Issues of persistence and storage present significant container management challenges. Containers are ephemeral -- designed to exist only when needed. Stateful application activities are difficult because any data produced within a container ceases to exist when the container spins down.
Container security is another concern. Container orchestrators have several components, including an API server and monitoring and management tools. These pieces make it a major attack vector for hackers. Container management system vulnerabilities mirror standard types of OS vulnerabilities, such as those related to access and authorization, images and intercontainer network traffic. Organizations should minimize risk with security best practices -- for example, identify trusted image sources and close network connections unless they're needed.

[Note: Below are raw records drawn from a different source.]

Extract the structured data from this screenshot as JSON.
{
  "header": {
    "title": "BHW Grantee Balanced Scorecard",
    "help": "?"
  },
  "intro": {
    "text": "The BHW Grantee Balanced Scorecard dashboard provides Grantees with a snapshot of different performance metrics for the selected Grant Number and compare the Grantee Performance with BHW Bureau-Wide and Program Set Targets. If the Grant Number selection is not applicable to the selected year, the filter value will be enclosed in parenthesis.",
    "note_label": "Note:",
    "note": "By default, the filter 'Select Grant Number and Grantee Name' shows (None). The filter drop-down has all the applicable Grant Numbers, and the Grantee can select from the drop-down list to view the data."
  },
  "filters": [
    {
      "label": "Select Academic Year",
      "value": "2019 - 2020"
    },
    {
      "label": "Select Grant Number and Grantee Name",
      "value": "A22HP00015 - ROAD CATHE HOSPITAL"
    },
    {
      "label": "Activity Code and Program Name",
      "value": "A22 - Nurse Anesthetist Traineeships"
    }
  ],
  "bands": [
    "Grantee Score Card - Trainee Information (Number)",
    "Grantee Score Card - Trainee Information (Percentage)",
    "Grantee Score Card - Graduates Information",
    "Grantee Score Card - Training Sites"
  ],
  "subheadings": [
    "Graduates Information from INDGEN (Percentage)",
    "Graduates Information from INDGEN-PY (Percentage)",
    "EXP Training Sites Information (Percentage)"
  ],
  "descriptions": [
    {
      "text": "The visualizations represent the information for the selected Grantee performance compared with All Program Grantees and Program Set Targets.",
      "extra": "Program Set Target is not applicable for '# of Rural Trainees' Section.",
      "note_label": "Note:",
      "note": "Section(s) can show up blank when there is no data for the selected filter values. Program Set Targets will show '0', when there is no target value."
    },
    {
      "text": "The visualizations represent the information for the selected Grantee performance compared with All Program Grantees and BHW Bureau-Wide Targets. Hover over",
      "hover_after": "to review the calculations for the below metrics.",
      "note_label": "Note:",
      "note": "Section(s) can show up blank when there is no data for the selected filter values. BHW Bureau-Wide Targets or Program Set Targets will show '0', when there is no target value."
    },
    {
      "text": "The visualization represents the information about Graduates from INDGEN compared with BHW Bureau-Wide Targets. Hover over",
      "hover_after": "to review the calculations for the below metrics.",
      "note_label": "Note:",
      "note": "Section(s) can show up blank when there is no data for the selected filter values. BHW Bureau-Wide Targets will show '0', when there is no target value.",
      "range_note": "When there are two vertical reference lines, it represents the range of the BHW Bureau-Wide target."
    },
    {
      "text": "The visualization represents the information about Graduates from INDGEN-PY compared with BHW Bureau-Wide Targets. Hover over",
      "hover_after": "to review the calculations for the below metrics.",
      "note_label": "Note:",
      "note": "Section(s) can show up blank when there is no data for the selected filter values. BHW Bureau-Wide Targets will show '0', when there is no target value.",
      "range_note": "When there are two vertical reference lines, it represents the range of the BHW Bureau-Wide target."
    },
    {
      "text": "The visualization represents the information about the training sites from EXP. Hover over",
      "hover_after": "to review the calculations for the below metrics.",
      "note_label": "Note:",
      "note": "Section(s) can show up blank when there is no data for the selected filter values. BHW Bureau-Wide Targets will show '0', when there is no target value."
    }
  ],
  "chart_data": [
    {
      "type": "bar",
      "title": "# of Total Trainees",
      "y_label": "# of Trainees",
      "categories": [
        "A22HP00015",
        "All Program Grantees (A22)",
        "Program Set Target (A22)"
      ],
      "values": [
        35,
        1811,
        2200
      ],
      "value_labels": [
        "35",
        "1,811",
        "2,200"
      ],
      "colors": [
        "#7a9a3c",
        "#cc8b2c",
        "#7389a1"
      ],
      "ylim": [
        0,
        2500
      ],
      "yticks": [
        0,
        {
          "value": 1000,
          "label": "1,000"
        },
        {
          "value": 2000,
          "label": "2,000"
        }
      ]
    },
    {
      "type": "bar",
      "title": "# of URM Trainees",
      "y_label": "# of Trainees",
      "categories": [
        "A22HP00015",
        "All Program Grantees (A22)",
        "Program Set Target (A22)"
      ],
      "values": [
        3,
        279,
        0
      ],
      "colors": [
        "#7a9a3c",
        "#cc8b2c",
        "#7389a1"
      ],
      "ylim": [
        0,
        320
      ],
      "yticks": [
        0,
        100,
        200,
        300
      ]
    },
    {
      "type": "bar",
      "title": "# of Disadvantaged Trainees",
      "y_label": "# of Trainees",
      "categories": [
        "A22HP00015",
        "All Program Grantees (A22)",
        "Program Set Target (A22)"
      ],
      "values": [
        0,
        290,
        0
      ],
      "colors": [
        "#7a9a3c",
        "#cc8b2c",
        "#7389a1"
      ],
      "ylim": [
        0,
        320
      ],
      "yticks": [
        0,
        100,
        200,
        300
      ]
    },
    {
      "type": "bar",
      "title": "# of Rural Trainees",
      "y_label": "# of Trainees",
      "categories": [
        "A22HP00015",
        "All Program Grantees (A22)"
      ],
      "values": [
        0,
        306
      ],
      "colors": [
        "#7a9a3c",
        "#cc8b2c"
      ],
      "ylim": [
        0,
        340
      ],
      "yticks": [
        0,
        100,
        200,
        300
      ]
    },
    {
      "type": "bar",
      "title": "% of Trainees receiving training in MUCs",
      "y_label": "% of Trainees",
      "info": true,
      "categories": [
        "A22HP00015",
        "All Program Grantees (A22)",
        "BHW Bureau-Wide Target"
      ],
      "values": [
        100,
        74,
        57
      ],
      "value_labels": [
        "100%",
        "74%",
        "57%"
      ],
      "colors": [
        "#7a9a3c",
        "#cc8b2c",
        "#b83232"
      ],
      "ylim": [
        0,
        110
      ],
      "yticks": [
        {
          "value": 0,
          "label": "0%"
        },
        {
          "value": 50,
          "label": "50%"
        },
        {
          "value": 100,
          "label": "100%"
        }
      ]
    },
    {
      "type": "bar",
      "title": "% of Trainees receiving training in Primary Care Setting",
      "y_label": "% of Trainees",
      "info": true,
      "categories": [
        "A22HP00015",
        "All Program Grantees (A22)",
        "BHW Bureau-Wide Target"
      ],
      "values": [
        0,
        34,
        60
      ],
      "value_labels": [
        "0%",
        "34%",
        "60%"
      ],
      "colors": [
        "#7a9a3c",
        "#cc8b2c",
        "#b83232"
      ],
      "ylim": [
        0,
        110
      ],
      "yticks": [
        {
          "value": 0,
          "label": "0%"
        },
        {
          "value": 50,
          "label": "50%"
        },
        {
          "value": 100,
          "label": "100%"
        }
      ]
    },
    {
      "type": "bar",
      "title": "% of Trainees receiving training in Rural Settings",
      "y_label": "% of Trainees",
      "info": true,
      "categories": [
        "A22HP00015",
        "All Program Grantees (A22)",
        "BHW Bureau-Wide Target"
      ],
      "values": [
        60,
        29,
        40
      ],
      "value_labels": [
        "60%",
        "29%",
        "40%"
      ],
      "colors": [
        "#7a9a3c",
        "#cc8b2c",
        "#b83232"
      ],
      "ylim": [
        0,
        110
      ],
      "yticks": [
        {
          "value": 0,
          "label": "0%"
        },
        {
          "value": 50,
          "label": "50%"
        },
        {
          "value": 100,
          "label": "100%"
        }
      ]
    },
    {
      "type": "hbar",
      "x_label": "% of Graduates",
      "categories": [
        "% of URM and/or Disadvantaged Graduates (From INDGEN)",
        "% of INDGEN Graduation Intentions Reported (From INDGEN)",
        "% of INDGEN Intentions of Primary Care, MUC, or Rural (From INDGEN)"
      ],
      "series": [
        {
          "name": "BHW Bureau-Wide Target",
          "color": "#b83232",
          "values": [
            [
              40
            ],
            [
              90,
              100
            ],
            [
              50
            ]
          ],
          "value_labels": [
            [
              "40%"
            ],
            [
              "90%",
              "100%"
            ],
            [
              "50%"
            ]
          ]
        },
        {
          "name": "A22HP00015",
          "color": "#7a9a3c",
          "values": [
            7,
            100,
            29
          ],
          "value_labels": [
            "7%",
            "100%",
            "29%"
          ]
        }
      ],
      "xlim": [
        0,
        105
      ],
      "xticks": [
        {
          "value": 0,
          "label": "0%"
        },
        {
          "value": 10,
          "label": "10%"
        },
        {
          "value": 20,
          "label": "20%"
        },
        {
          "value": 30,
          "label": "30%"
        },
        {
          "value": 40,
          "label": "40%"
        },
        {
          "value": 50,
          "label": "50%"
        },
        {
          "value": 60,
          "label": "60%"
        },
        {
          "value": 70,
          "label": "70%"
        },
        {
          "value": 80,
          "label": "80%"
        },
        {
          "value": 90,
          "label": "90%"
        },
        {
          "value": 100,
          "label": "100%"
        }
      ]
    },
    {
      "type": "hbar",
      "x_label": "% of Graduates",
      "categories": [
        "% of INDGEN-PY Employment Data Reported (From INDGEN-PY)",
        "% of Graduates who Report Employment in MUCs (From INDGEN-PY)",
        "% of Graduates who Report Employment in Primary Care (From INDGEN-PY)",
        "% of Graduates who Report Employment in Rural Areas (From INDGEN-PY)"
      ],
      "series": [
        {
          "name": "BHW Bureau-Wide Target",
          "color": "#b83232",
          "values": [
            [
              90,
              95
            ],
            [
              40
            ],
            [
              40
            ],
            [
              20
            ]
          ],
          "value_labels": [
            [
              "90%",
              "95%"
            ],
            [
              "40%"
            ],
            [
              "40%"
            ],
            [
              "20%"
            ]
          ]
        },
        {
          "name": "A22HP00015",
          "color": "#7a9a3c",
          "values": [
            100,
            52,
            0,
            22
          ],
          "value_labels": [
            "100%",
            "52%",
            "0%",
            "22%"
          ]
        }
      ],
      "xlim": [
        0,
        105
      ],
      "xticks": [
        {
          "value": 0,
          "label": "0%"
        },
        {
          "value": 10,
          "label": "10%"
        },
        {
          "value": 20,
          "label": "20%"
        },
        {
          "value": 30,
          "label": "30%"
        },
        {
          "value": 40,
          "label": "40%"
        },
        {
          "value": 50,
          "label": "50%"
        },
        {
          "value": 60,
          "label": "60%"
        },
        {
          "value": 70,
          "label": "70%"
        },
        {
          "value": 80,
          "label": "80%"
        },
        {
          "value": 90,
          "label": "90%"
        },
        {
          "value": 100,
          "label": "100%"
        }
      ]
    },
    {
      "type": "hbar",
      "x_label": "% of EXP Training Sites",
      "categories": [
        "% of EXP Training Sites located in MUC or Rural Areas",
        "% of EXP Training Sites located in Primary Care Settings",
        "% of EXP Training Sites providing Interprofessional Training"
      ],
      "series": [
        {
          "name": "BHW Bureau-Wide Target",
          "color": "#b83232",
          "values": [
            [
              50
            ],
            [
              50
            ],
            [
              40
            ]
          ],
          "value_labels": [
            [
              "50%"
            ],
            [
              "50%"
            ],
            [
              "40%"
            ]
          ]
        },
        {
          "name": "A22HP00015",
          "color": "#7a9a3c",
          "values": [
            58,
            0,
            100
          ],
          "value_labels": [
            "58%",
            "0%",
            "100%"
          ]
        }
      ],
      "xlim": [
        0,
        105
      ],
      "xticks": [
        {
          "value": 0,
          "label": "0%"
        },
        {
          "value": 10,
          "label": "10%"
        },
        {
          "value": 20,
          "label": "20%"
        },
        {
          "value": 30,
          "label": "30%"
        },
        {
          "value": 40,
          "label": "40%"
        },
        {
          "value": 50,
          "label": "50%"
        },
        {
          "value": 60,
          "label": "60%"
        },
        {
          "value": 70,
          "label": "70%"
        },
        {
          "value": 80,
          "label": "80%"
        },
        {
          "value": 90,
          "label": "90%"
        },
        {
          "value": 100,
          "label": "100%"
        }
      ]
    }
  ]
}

Forward-thinking enterprise IT organizations and startups alike use containers and container management tools to quickly deploy and update applications. IT organizations must first implement the correct infrastructure setup for containers, with a solid grasp of the scope and scale of the containerization project in terms of business projections for growth and developers' requirements. IT admins must also know how the existing infrastructure's pieces connect and communicate to preserve those relationships in a containerized environment. Containers can run on bare-metal servers, VMs or in the cloud -- or in a hybrid setup -- based on IT requirements.
In addition, the container management tool or platform should meet the project's needs for multi-tenancy; user and application isolation; authentication; resource requirements and constraints; logging, monitoring and alerts; backup management; license management; and other management tasks. IT organizations should understand their hosting commitment and future container plans, such as if the company will adopt multiple cloud platforms or a microservices architecture.
As described above, containers are arranged into pods in Kubernetes, which run on clusters of nodes; pods, nodes and clusters are controlled by a master. One pod can include one or multiple containers. IT admins should carefully consider the relationships between pods, nodes and clusters when they set up Kubernetes.
Organizations should plan their container deployment based on how many pieces of the application can scale under load -- this depends on the application, not the deployment method. Additionally, capacity planning is vital for balanced pod-to-node mapping, and IT admins should ensure high availability with redundancy with master node components.
IT organizations can address container security concerns by applying some general IT security best practices to containerization. For example, create multiple security layers throughout the environment, scan all container images for vulnerabilities, enforce signed certificates and run the most up-to-date version of any container or application image. Containers introduce the benefits of an immutable infrastructure methodology as well; the regular disposal and redeployment of containers, with their associated components and dependencies, improves overall system availability and security. Additionally, Kubernetes multi-tenancy promises greater resource isolation, but recently revealed security vulnerabilities make multicluster management preferred for now.
Networking is another significant factor. Kubernetes networking occurs within pods, between pods and in user-to-containerized resource connections. Kubernetes enables pods and nodes to communicate without address translation, allocating subnets as necessary. Lastly, IT admins working with Kubernetes should prepare to troubleshoot common container performance problems, including those caused by unavailable nodes and noisy neighbors, in an implementation.